In her September 2020 State of the Union address, the President of the European Commission, Ursula von der Leyen, emphasized the need for a secure European electronic identity that we can all trust and that any citizen can use anywhere in Europe. A digital identity that serves any operation, from paying taxes to renting a bicycle, is based on technology that allows citizens to have full control over the use of their data.
This cross-border and multi-purpose electronic identity is part of the priority projects identified for the period 2019 - 2024 and is within the goals of the European Digital Agenda 2030.
# Significance and impact of European Digital Identity
Once fully deployed, it will not only bring improvements for citizens and administrations but also provide opportunities for businesses that have been promoting digital identity use and developing technologies that comply with regulations and meet user demands, adapting to changes.
The Commission's aim is that by 2030, 80% of the population within the Union will have this European digital or electronic identity (also known as eID) and will be able to use it for accessing both private and public services in any Member State.
Although the use of eID will be voluntary, it will be available to citizens, residents, and companies in the European Union who wish to have it.
In practice, the eID is based on the concept of a digital "wallet". This digital wallet will be built on trusted digital identities provided by the member states, which, in turn, will be based on the existing eIDAS regulation, as recommended by the Commission's study.
The intended purpose of this eID is not only related to identifying the holder (who I am). As we mentioned earlier, it will also allow storing additional information that citizens, companies, or entities consider relevant to include, enabling us to define "what we are." For example, citizens could include their marital status, academic qualifications, property titles, driver's licenses, and medical reports, among others.
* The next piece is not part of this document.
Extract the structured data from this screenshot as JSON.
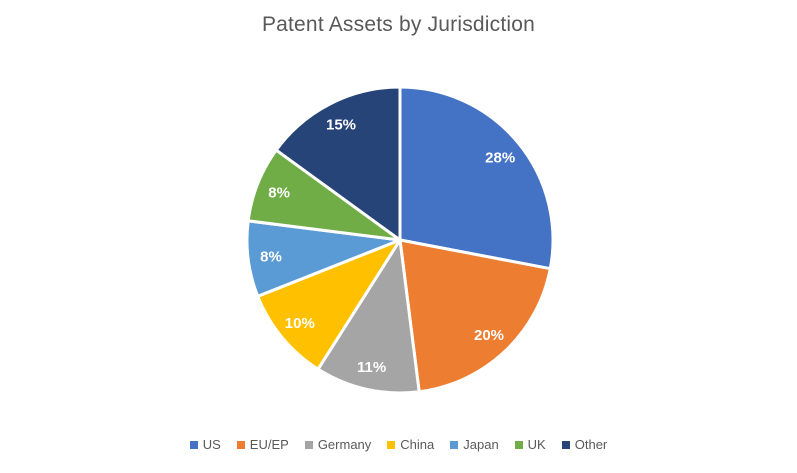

All this information will be integrated into the "digital wallet" through trusted third parties responsible for ensuring the accuracy of such data.
# Spanish case
In the case of Spain, the document that allows to identify citizens (DNI) is issued by the Ministry of the Interior through the Directorate-General of the Police. Additionally, various institutions provide information about what citizens are: the Civil Registry, under the Ministry of Justice, which can provide part of this information (marital status, number of children, etc.), and local municipalities, which provide data on residency, among others.
If they want to add more information to the wallet, such as academic degrees or medical data, for example, it will be the responsibility of the corresponding public institutions or ministries (Education, Universities, etc.) to provide it. If the information is private (e.g., MBA obtained from business schools or certifications from manufacturers about products), the respective entities will be responsible for providing this information. For driving licenses, it would be the responsibility of the Directorate-General of Traffic. The same goes for any other relevant or necessary information we may want to keep in this digital wallet.
# Prerequisites for a successful digital wallet
However, to move from theory to practice and make the use of eID a reality, achieving the set objectives by the horizon of 2030, several issues must be resolved.
One of them is related to the interoperability of the different platforms that each organization or trusted entity responsible for issuing this information considers using to connect with the digital wallet. This interoperability issue is not just internal; it is also cross-border since the intention is for this eID to be usable in any Member State.
In this regard, the Commission published the architecture and reference framework for the digital wallet (ARF) on February 10th, and previously, in the last quarter of 2022, launched four large-scale pilots (LSP): EUDI Wallet, NOBID, POTENTIAL, and DC4EU, which will demonstrate its usability in different scenarios.
Additionally, questions regarding the process of the first issuance of this digital identity and when is the right time to obtain it should be addressed: in Spain, for example, the age at which a National Identity Document is mandatory is 14 years, but one might wonder, is this age appropriate for having a digital identity as well?
The last significant issue to consider is how this eID will be provided to interested parties using existing physical official identity documents and, above all, mechanisms that do not require the physical presence of the involved actors. In other words, this procedure should be completely remote for everyone.
For this remote process, the eIDAS regulation establishes that the applicable rules from different standardization bodies (ISO, ETSI, ITU, CEN, etc.) must be followed. For example, the ETSI TS 119 461 standard (which sets out the requirements and security policies that trust service solutions must comply with to ensure identity verification) is considered the reference framework that technical solutions must meet for carrying out this process with a minimum of guarantees. Specifically, section 8 concerning "Identity proofing service requirements" outlines the requirements that must be satisfied for conducting this verification remotely.
These issues, along with the inherent characteristics of the plan for developing and creating the digital identity, highlight the importance of collaborating with technology providers (such as Signicat) that can guarantee compliance with the regulatory requirements and the needs of a project like creating a functional, useful, and cross-border digital identity and digital wallet that benefits all European actors who use it.